A enterprise’s processes and procedures are essential to understanding whether or not an company or provider is a one-trick pony or a machine of progress.


Tradition-fit is king in M&As, and if you’re performing a risk-management evaluation, the way in which you assess tradition is within the folks. If a corporation has tons of of workers, then have they got a tradition that permits success? Do they embrace constructive modifications? In case your goal has a smaller workers, then are all the correct folks in the correct locations? Is there an over-emphasis on management?

The standard folks pyramid could be a profitable mannequin, or it may be a decision-making bottleneck. Understanding which is at play for a given group is essential in assessing the folks and tradition.

Moreover, the place is the cultural emphasis on compliance? When assessing compliance, it could actually assist to plug nationwide producer numbers (NPNs) for the contracted insurance coverage producers by way of NIPR and get a straightforward evaluation of information, comparable to whether or not they’re up-to-date on related licenses and appointments, or whether or not they have reported motion towards them in numerous states. Understanding whether or not your potential acquisition has a historical past of ignoring compliance might be key in assessing its worth, and in understanding how simply you’ll discover a tradition match.


Is a enterprise working at its peak? Possibly you solely need to purchase a streamlined ship that’s able to dart ahead. Possibly you’re keen to spend money on a fixer-upper. Regardless, understanding how a lot room for enchancment a possible acquisition has is essential in agreeing to a enterprise worth.

A part of a business’s potential is in its technology. Is it working with third-party distributors that add worth and effectivity? Are any tech companions really a danger due to lax information privateness requirements? Perceive which tech options add worth and which dilute it.

Compliance and insurance coverage M&A

As we see insurance coverage business consolidation, companies which might be buying and being acquired could have a protracted listing of issues earlier than agreeing to any deal. And it’s completely honest that compliance is under no circumstances the only real issue by which to guage a enterprise deal.
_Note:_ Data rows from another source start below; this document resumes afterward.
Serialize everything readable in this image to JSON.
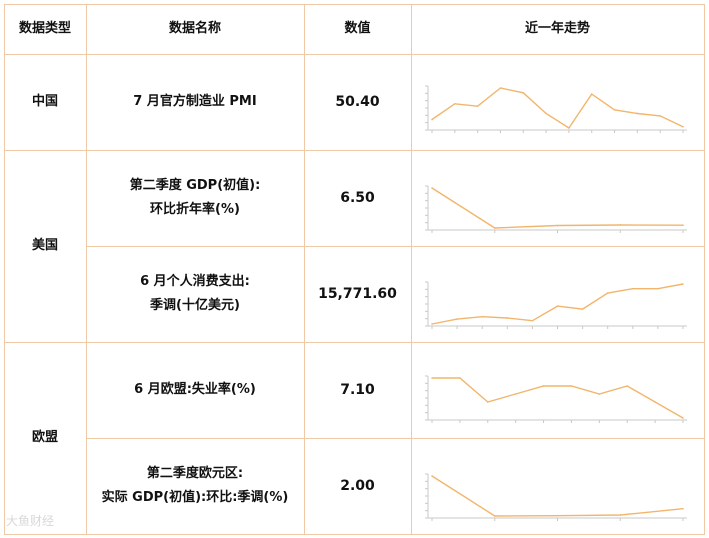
{
  "table": {
    "headers": [
      "数据类型",
      "数据名称",
      "数值",
      "近一年走势"
    ],
    "groups": [
      {
        "region": "中国"
      },
      {
        "region": "美国"
      },
      {
        "region": "欧盟"
      }
    ],
    "rows": [
      {
        "name_lines": [
          "7 月官方制造业 PMI"
        ],
        "value": "50.40"
      },
      {
        "name_lines": [
          "第二季度 GDP(初值):",
          "环比折年率(%)"
        ],
        "value": "6.50"
      },
      {
        "name_lines": [
          "6 月个人消费支出:",
          "季调(十亿美元)"
        ],
        "value": "15,771.60"
      },
      {
        "name_lines": [
          "6 月欧盟:失业率(%)"
        ],
        "value": "7.10"
      },
      {
        "name_lines": [
          "第二季度欧元区:",
          "实际 GDP(初值):环比:季调(%)"
        ],
        "value": "2.00"
      }
    ]
  },
  "watermark": "大鱼财经",
  "colors": {
    "line": "#f2b56b",
    "border": "#f0c9a6",
    "axis": "#c8c8c8"
  },
  "chart_data": [
    {
      "type": "line",
      "values": [
        49.8,
        51.1,
        50.9,
        52.4,
        52.0,
        50.3,
        49.1,
        51.9,
        50.6,
        50.3,
        50.1,
        49.2
      ]
    },
    {
      "type": "line",
      "values": [
        33.4,
        4.5,
        6.3,
        6.7,
        6.5
      ]
    },
    {
      "type": "line",
      "values": [
        14300,
        14480,
        14570,
        14520,
        14420,
        14960,
        14850,
        15440,
        15600,
        15600,
        15771.6
      ]
    },
    {
      "type": "line",
      "values": [
        7.6,
        7.6,
        7.3,
        7.4,
        7.5,
        7.5,
        7.4,
        7.5,
        7.3,
        7.1
      ]
    },
    {
      "type": "line",
      "values": [
        12.3,
        -0.3,
        -0.2,
        0.0,
        2.0
      ]
    }
  ]
}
Nonetheless, for those who’ll pardon a second of self-aggrandizement, we’ll put out an argument: Whether or not a provider, company, or MGA has been in a position to preserve compliance requirements is probably going a great metric to diagnose different underlying points.

Not often do compliance points come to gentle with out accompanying points. Enterprise entities or carriers with poor customer support, struggling inside cultures, or problematic development cycles typically had issue sustaining compliance hygiene lengthy earlier than different points grew to become public.

Conversely, for those who’re a enterprise seeking to be acquired, your online business valuation can solely be helped by demonstrating that you’ve an environment friendly workforce of producers who might be licensed, appointed, and ready-to-sell on the drop of a hat.

When you’re searching for a strategy to sustain in a heated surroundings of M&A actions, put compliance first, and get AgentSync Manage.